The Surge of Non-Medical Use of Painkillers
These numbers can explain the rise of the nonmedical use of prescription painkillers. Consider the following reports from the CDC:
- For every 1 death, there are 10 treatment admissions, 32 emergency department visits, 130 people who are dependent, and 825 nonmedical users.
- In 2010, 2 million people reported using prescription painkillers non-medically for the first time. This is nearly 5,500 people a day.
Timothy J. Landrum from the Drug Enforcement Administration (DEA) told the California Watch that there are “more than 7 million people using prescription drugs for non-medical reasons every month.”
“Don’t just stand there; do something!”
Just like when people live in a tsunami-prone area, they take measures to protect their possessions and themselves. And once the storm comes, they put their plan into action and escape to safety.
No, you can’t stop the rise of prescription drug abuse. You can’t stop a tsunami that’s already come. One person may not change a national statistic, but one person can impact a life. In taking these simple preventative measures, ONE person can prevent ONE person from addiction, whether that is yourself or a friend.
If you are taking prescription drugs,
- Follow the Directions. Take your prescription drugs as prescribed by your doctor. (Usually, just adhering to this one rule can make all the difference).
- No Sharing. Do not share your prescription drugs with anyone else. (This includes your spouse, children, or other relatives).

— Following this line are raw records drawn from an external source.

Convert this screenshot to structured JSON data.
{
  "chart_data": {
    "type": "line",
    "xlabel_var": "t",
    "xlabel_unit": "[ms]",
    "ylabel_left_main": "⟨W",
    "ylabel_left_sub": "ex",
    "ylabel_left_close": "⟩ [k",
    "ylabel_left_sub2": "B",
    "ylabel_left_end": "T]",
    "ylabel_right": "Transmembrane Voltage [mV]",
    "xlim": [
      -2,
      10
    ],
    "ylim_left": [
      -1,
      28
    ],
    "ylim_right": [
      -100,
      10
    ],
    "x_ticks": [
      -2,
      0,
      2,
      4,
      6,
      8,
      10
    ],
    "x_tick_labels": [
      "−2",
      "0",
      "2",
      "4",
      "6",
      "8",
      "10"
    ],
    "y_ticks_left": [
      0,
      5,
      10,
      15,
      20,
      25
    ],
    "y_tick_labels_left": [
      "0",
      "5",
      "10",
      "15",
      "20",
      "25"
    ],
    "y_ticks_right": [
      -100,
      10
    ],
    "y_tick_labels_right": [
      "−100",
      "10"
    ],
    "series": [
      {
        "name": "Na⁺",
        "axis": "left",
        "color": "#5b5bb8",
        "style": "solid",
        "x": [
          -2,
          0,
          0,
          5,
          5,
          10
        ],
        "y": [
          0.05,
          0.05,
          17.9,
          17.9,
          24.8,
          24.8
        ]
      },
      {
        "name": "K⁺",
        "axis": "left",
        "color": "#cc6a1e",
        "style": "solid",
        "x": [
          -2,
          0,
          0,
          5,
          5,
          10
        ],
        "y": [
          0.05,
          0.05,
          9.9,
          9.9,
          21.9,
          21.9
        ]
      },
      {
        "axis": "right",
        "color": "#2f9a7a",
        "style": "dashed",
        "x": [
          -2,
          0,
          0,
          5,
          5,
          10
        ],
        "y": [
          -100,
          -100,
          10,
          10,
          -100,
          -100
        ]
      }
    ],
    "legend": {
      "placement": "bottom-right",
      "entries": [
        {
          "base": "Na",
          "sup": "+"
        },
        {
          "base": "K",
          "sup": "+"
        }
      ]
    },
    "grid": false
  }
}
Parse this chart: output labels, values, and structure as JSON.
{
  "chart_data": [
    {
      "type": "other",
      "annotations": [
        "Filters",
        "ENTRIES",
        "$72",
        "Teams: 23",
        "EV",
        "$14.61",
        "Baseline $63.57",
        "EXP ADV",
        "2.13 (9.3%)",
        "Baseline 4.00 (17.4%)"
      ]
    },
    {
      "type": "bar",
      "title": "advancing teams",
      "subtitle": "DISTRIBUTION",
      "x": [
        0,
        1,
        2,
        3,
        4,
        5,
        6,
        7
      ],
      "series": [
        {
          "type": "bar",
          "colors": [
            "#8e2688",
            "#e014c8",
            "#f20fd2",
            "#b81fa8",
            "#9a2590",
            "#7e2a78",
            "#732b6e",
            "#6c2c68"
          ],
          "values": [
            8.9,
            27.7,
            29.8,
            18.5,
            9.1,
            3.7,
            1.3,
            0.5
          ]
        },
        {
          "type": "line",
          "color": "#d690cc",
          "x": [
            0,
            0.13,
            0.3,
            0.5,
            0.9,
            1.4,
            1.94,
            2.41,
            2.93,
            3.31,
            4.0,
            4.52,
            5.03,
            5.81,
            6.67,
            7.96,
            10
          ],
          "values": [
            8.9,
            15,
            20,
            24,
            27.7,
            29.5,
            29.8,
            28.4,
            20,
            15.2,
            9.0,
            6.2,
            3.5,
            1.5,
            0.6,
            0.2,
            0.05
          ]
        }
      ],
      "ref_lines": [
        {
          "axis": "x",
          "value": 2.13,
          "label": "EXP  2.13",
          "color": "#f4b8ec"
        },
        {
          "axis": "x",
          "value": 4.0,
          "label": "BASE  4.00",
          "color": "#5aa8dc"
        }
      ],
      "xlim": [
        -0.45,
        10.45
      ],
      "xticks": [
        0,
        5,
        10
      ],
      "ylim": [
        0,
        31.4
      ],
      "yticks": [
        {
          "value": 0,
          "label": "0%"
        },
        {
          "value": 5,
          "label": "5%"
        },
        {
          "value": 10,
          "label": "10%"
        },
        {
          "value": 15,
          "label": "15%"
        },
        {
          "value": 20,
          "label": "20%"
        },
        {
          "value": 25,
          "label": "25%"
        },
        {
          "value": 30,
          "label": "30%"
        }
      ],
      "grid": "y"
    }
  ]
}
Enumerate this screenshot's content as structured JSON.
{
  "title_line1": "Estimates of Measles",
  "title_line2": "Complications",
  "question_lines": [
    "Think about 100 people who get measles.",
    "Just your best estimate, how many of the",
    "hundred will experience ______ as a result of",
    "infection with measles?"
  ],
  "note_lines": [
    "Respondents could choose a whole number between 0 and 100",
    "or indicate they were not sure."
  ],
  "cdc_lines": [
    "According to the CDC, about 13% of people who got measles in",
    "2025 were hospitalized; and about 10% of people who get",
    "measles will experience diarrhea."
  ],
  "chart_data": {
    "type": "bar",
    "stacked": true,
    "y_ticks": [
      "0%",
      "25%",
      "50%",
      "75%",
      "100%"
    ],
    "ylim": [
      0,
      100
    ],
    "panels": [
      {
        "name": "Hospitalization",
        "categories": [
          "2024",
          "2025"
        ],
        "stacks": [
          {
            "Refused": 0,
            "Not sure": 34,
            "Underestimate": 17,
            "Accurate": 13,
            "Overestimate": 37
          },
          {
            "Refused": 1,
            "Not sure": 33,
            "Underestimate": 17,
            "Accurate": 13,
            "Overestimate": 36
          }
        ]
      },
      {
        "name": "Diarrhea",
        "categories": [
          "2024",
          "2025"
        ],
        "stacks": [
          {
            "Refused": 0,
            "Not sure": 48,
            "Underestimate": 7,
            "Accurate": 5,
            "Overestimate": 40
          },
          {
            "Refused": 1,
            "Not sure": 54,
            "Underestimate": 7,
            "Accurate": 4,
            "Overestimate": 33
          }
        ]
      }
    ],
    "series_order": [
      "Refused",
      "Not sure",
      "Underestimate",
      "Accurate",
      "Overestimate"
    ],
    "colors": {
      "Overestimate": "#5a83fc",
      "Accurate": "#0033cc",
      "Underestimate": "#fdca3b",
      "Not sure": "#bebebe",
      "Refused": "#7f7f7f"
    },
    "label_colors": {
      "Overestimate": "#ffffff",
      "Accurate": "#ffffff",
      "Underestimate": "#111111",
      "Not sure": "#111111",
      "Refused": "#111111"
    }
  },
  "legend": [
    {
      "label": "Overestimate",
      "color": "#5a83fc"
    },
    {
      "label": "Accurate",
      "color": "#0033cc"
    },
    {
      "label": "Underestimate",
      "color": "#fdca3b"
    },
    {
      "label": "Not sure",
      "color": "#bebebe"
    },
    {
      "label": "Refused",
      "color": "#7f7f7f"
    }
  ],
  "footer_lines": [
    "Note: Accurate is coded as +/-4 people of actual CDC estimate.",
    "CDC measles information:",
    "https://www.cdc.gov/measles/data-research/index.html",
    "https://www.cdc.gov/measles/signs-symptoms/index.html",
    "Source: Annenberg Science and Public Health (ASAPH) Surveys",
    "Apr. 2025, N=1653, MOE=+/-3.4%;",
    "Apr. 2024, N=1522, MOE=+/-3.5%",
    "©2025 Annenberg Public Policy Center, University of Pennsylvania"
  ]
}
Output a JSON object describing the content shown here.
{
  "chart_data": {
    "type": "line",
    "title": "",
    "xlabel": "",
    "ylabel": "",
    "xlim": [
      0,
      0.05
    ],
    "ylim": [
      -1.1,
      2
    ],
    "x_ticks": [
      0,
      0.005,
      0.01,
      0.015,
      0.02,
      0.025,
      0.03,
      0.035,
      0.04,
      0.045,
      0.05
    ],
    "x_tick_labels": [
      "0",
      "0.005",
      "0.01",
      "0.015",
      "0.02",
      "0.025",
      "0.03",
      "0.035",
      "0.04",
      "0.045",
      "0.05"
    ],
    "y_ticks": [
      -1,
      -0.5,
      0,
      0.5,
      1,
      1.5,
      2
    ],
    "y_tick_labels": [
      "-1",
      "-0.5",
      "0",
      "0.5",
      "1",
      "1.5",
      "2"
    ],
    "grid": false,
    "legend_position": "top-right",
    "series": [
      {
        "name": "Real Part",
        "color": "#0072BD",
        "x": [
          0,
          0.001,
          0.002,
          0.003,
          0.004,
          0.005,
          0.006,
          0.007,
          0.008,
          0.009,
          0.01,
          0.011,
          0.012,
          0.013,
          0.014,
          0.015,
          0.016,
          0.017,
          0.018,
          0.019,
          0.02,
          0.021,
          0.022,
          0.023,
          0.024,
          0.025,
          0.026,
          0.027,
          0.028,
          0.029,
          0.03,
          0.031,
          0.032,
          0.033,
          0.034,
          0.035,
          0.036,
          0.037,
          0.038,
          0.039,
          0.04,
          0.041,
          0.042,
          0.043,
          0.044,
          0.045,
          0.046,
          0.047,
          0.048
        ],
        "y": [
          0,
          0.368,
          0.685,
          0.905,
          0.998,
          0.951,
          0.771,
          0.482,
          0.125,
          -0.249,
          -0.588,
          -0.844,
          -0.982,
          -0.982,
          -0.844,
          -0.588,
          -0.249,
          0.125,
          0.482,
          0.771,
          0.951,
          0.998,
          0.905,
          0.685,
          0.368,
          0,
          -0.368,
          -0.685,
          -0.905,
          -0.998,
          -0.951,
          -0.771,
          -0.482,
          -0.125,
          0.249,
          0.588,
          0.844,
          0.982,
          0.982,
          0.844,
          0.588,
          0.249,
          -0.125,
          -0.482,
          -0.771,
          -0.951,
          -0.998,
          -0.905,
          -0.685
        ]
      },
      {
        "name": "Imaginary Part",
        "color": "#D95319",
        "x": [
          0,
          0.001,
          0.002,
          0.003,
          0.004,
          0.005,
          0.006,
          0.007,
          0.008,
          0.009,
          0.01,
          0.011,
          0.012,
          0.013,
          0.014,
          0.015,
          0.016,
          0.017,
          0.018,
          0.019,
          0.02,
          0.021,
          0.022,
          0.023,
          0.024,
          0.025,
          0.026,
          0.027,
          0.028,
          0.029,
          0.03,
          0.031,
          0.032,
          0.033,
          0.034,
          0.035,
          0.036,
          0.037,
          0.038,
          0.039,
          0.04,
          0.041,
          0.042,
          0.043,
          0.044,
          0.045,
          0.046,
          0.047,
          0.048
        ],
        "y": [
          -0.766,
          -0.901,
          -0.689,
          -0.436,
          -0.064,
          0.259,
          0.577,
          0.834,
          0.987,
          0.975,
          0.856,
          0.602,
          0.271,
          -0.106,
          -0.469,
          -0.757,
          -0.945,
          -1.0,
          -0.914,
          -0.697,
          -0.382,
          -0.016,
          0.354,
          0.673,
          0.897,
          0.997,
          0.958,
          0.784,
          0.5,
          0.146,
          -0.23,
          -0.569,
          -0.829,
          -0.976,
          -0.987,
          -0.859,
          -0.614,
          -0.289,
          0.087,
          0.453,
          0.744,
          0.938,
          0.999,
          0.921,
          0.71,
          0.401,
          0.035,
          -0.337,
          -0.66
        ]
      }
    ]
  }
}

- Throw it Out Properly. If the medication has expired or unused, throw it out. And throw it out properly. SAMHSA provides some basic disposal guidelines on their site: http://www.samhsa.gov/rxsafety/SAMHSA3tagged.pdf
Helping a Friend
Perhaps you are concerned about family members or a friend whom you suspect have a substance abuse problem. If so, please don’t brush it aside, make excuses for them, and ignore it. Never underestimate the severity of addiction. Instead seek help. Prescription drug addiction can be treated, and people do recover.